La otra mitad

La otra mitad

"... Felipa es muy buena conmigo. 
Por eso la quiero". 

(Macario, Juan Rulfo)

Seguramente Macario les contó todo sobre mí o lo que él cree que es todo. Porque sí, es cierto, él  me conoce bien, muy bien diría, pero hay un secreto que todavía sigue siendo nada más que mío.

No es cierto que yo le dé mi montoncito de comida porque no tenga hambre. Nada más lejano, aunque prefiero saciar su voracidad y aliviar mi conciencia antes de que él mismo me pida más alimento persiguiéndome por los rincones de la casa como un fantasma.

Macario está convencido de que soy la llave que le abrirá la puerta del Reino de los Cielos pero se equivoca: apenas puedo con mi alma y con todos estos años vividos que al unísono y sin piedad empiezan a revelarse con los dolores matinales. De ninguna manera podría ser su salvoconducto hacia ninguna parte; justamente yo, que no creo ni en mi sombra ni en el calor del sol por más que me esté quemando ni en la imagen que me devuelve el espejo en cada amanecer de olor a tierra mojada.
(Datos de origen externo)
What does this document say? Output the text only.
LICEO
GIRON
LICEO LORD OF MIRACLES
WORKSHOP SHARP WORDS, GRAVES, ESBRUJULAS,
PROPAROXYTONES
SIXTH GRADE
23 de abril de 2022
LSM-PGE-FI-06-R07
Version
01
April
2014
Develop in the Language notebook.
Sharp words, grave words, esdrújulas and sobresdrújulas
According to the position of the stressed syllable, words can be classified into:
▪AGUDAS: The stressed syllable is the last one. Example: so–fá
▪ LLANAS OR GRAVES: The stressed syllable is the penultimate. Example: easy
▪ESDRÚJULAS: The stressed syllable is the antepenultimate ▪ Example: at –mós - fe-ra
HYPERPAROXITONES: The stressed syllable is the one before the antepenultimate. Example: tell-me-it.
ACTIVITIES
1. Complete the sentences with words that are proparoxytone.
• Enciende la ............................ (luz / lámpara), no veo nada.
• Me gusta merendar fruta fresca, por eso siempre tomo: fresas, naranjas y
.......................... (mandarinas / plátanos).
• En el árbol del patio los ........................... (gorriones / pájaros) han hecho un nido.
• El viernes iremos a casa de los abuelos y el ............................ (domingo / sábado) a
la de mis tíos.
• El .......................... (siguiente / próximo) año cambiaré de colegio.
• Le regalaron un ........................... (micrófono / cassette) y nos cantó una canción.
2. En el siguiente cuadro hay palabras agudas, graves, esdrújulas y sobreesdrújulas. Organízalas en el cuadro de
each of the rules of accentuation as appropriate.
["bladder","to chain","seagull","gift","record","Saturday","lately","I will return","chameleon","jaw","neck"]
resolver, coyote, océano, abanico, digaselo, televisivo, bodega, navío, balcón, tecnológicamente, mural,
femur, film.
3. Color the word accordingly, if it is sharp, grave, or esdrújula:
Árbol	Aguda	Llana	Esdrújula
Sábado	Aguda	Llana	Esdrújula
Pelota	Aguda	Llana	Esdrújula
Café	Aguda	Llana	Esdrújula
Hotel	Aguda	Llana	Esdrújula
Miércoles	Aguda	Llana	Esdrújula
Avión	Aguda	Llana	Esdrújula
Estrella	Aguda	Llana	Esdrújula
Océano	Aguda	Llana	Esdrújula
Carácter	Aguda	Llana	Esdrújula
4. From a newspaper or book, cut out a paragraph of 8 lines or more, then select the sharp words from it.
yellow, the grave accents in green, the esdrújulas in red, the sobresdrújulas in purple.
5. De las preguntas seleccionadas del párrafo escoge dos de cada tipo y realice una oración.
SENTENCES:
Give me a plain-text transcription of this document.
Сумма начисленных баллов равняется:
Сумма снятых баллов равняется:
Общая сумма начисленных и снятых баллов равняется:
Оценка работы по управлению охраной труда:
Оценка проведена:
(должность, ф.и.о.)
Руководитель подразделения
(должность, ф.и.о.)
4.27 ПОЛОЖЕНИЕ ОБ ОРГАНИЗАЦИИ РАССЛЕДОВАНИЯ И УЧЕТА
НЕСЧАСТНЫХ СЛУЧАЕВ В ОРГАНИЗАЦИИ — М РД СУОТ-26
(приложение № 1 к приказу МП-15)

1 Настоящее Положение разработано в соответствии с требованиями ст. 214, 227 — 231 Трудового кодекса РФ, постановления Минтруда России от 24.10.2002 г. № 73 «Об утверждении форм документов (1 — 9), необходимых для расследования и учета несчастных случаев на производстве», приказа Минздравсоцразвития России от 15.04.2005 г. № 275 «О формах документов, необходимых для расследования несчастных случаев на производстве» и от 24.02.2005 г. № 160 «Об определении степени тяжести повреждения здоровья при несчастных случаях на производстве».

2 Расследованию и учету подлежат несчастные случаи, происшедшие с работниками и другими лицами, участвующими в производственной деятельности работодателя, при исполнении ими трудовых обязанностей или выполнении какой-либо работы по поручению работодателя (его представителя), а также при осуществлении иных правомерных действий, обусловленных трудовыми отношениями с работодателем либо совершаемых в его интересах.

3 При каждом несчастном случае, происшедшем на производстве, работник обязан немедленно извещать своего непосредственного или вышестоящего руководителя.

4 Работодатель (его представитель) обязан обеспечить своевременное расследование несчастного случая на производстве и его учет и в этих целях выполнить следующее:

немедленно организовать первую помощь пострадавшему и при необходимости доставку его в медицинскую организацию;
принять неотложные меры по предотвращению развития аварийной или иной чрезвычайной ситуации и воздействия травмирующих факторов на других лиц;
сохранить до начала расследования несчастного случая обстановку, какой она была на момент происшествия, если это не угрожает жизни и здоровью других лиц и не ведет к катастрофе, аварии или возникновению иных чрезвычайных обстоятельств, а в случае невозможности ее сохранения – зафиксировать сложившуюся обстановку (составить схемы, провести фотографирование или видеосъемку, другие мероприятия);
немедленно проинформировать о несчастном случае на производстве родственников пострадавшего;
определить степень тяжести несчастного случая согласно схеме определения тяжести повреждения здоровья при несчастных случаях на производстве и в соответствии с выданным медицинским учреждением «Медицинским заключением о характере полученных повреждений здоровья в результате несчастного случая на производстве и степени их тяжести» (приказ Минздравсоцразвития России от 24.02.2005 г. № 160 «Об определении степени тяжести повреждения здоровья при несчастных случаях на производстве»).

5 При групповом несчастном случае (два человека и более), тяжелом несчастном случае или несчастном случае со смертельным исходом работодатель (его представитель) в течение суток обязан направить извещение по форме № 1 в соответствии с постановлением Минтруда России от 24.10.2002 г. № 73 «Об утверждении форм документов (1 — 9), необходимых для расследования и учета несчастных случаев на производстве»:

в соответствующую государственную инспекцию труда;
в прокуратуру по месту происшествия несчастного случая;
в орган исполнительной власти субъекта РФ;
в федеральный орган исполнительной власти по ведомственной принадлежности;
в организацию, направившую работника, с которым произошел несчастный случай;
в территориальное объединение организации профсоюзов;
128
Que yo, Felipa, nacida hace 32 años en esta geografía polvorienta, haya perdido la fe y la capacidad de asombro tiene su origen en el único capítulo de mi vida que el resto del pueblo desconoce, como también Macario y su madrina y los grillos de la suerte (si es que la suerte existe) y las ratas insaciables.

Mis ojos son tricolores al estilo perro siberiano: marrón, blanco y algo de celeste, aunque este muchacho, Macario, siga convencido de que son dos perlas verdes centelleantes, como seguramente ya les habrá contado en su acostumbrada catarata de los sábados.

Porque él es así, no puede callarse nada. Que si las ranas son buenas, que si los sapos deben o no ser tragados a costillas de lo que sea, que si el Cielo será su último destino (si es que existe eso que muchos han convenido llamarle destino)…

¿La leche que brota de mis pechos? ¿No le creerán ustedes eso de que cada tanto me entrego a sus ardores? Jamás lo tocaría, ni siquiera para calmar esa locura que comienza a manifestarse en él con delirios interminables, y que se acalla cuando despunta el nuevo día.

Mientras tanto, sus manos –sí, debo admitirlo, lo he espiado una que otra vez–, van de un lado a otro golpeando las paredes de la habitación a oscuras. Se mueven sin gobierno ni razón entendible y después su garganta emite aullidos espeluznantes que me llaman, me seducen y me tientan hasta que me atraviesan con fuerza sobrenatural, y dejo de ser Felipa, la que lo alimenta y lo contiene, para ser su otra mitad.

Las noches de luna llena resultan deliciosas porque nos afilamos las garras mutuamente y salimos de cacería. La carne humana es nuestra preferida.